NCERT Solutions Class 12 Maths Chapter 4 Miscellaneous | LearnCBSEHub

Determinants Finale

MISCELLANEOUS EXERCISE • CHAPTER 4 • ALL QUESTIONS

💡 Final Chapter Insights

This exercise combines all properties of determinants and matrices. Key things to remember:

Independence: If a final simplified expression contains no $\theta$, it is independent of $\theta$.
$(AB)^{-1} = B^{-1}A^{-1}$: Multiplication of inverses follows the reversal law.
Determinant Property: Expansion should be done along rows/columns with maximum zeros.

Question 01 • Proof

Prove that the determinant $\begin{vmatrix} x & \sin\theta & \cos\theta \\ -\sin\theta & -x & 1 \\ \cos\theta & 1 & x \end{vmatrix}$ is independent of $\theta$.

Expanding along $R_1$:

$$\Delta = x(-x^2 – 1) – \sin\theta(-x\sin\theta – \cos\theta) + \cos\theta(-\sin\theta + x\cos\theta)$$ $$\Delta = -x^3 – x + x\sin^2\theta + \sin\theta\cos\theta – \sin\theta\cos\theta + x\cos^2\theta$$ $$\Delta = -x^3 – x + x(\sin^2\theta + \cos^2\theta)$$ $$\Delta = -x^3 – x + x(1) = -x^3$$

Result: $-x^3$ (Independent of $\theta$)

Question 03

If $A^{-1}$ and $B$ are given, find $(AB)^{-1}$.

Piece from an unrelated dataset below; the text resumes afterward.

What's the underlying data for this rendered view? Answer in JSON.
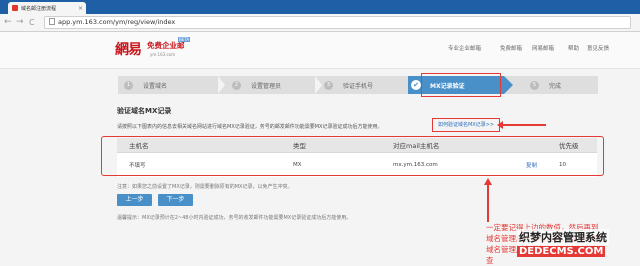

Property: $(AB)^{-1} = B^{-1}A^{-1}$.

Step 1: Find $B^{-1}$

$|B| = 1(3-0) – 2(1-0) – 2(2-0) = 3 – 2 – 4 = -3$.

$$\text{adj } B = \begin{bmatrix} 3 & -2 & 6 \\ -1 & 1 & -2 \\ -2 & 2 & -5 \end{bmatrix}^T = \begin{bmatrix} 3 & -1 & -2 \\ -2 & 1 & 2 \\ 6 & -2 & -5 \end{bmatrix}$$ $$B^{-1} = -\frac{1}{3} \begin{bmatrix} 3 & -1 & -2 \\ -2 & 1 & 2 \\ 6 & -2 & -5 \end{bmatrix}$$

Step 2: Multiply $B^{-1}A^{-1}$

Perform matrix multiplication to get final $(AB)^{-1}$.

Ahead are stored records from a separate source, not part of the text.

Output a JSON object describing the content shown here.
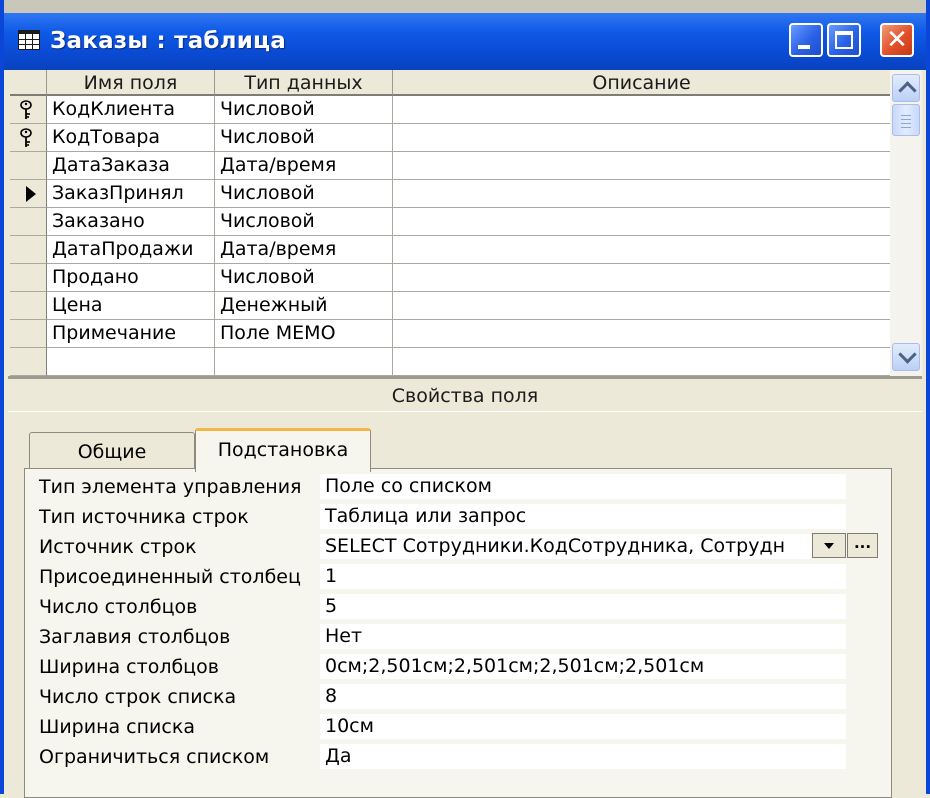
{
  "window": {
    "title": "Заказы : таблица"
  },
  "grid": {
    "headers": {
      "name": "Имя поля",
      "type": "Тип данных",
      "desc": "Описание"
    },
    "rows": [
      {
        "name": "КодКлиента",
        "type": "Числовой",
        "desc": "",
        "key": true
      },
      {
        "name": "КодТовара",
        "type": "Числовой",
        "desc": "",
        "key": true
      },
      {
        "name": "ДатаЗаказа",
        "type": "Дата/время",
        "desc": ""
      },
      {
        "name": "ЗаказПринял",
        "type": "Числовой",
        "desc": "",
        "current": true
      },
      {
        "name": "Заказано",
        "type": "Числовой",
        "desc": ""
      },
      {
        "name": "ДатаПродажи",
        "type": "Дата/время",
        "desc": ""
      },
      {
        "name": "Продано",
        "type": "Числовой",
        "desc": ""
      },
      {
        "name": "Цена",
        "type": "Денежный",
        "desc": ""
      },
      {
        "name": "Примечание",
        "type": "Поле МЕМО",
        "desc": ""
      },
      {
        "name": "",
        "type": "",
        "desc": ""
      }
    ]
  },
  "props": {
    "title": "Свойства поля",
    "tabs": {
      "general": "Общие",
      "lookup": "Подстановка"
    },
    "rows": [
      {
        "label": "Тип элемента управления",
        "value": "Поле со списком"
      },
      {
        "label": "Тип источника строк",
        "value": "Таблица или запрос"
      },
      {
        "label": "Источник строк",
        "value": "SELECT Сотрудники.КодСотрудника, Сотрудн",
        "has_buttons": true
      },
      {
        "label": "Присоединенный столбец",
        "value": "1"
      },
      {
        "label": "Число столбцов",
        "value": "5"
      },
      {
        "label": "Заглавия столбцов",
        "value": "Нет"
      },
      {
        "label": "Ширина столбцов",
        "value": "0см;2,501см;2,501см;2,501см;2,501см"
      },
      {
        "label": "Число строк списка",
        "value": "8"
      },
      {
        "label": "Ширина списка",
        "value": "10см"
      },
      {
        "label": "Ограничиться списком",
        "value": "Да"
      }
    ],
    "build_label": "..."
  }
}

Question 07 • System of Equations

Solve: $\frac{2}{x} + \frac{3}{y} + \frac{10}{z} = 4$, etc.

Let $u = 1/x, v = 1/y, w = 1/z$. The system becomes linear in $u, v, w$.

$A = \begin{bmatrix} 2 & 3 & 10 \\ 4 & -6 & 5 \\ 6 & 9 & -20 \end{bmatrix}, B = \begin{bmatrix} 4 \\ 1 \\ 2 \end{bmatrix}$ $$|A| = 1200 \neq 0$$ Solving $X = A^{-1}B$ gives $u = 1/2, v = 1/3, w = 1/5$.

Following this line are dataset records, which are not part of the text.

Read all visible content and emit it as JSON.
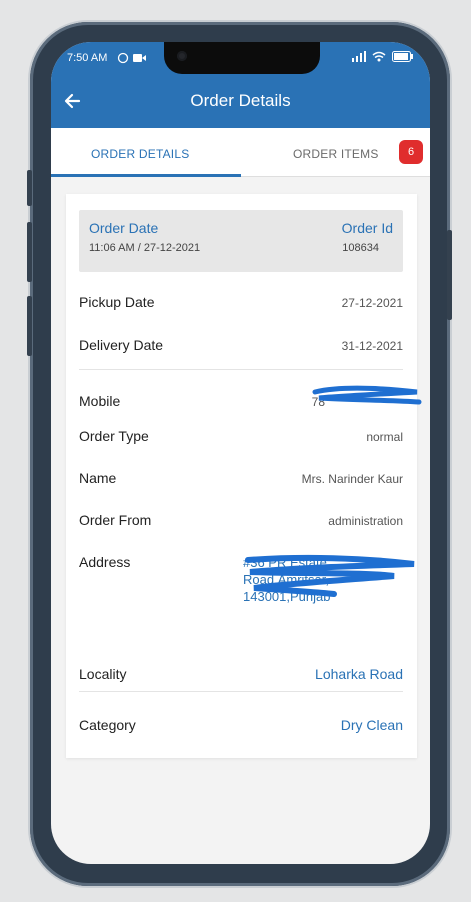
{
  "status_bar": {
    "time": "7:50 AM",
    "icons": [
      "alarm-icon",
      "video-icon"
    ]
  },
  "app_bar": {
    "title": "Order Details"
  },
  "tabs": [
    {
      "label": "ORDER DETAILS",
      "active": true
    },
    {
      "label": "ORDER ITEMS",
      "active": false,
      "badge": "6"
    }
  ],
  "order": {
    "date_label": "Order Date",
    "date_value": "11:06 AM / 27-12-2021",
    "id_label": "Order Id",
    "id_value": "108634"
  },
  "details": {
    "pickup_date": {
      "label": "Pickup Date",
      "value": "27-12-2021"
    },
    "delivery_date": {
      "label": "Delivery Date",
      "value": "31-12-2021"
    },
    "mobile": {
      "label": "Mobile",
      "value": "78"
    },
    "order_type": {
      "label": "Order Type",
      "value": "normal"
    },
    "name": {
      "label": "Name",
      "value": "Mrs. Narinder Kaur"
    },
    "order_from": {
      "label": "Order From",
      "value": "administration"
    },
    "address": {
      "label": "Address",
      "line1": "#36 PR Estate",
      "line2": "Road,Amritsar,",
      "line3": "143001,Punjab"
    },
    "locality": {
      "label": "Locality",
      "value": "Loharka Road"
    },
    "category": {
      "label": "Category",
      "value": "Dry Clean"
    }
  },
  "colors": {
    "primary": "#2a72b5",
    "badge": "#e02d2d",
    "redaction": "#1f6fd1"
  }
}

Solution: $x = 2, y = 3, z = 5$

Question 08 • MCQ

Inverse of diagonal matrix $A = \text{diag}(x, y, z)$.

For a diagonal matrix, the inverse is simply the reciprocal of the diagonal elements.

$$A^{-1} = \begin{bmatrix} x^{-1} & 0 & 0 \\ 0 & y^{-1} & 0 \\ 0 & 0 & z^{-1} \end{bmatrix}$$

Correct Option: (A)

Question 09 • Range MCQ

Find $\text{det}(A)$ for $A = \begin{bmatrix} 1 & \sin\theta & 1 \\ -\sin\theta & 1 & \sin\theta \\ -1 & -\sin\theta & 1 \end{bmatrix}$.

$$\text{det}(A) = 1(1+\sin^2\theta) – \sin\theta(-\sin\theta+\sin\theta) + 1(\sin^2\theta+1)$$ $$\text{det}(A) = 2(1+\sin^2\theta)$$

Since $0 \leq \sin^2\theta \leq 1$, then $2(1+0) \leq \text{det}(A) \leq 2(1+1)$.

Correct Option: (D) $[2, 4]$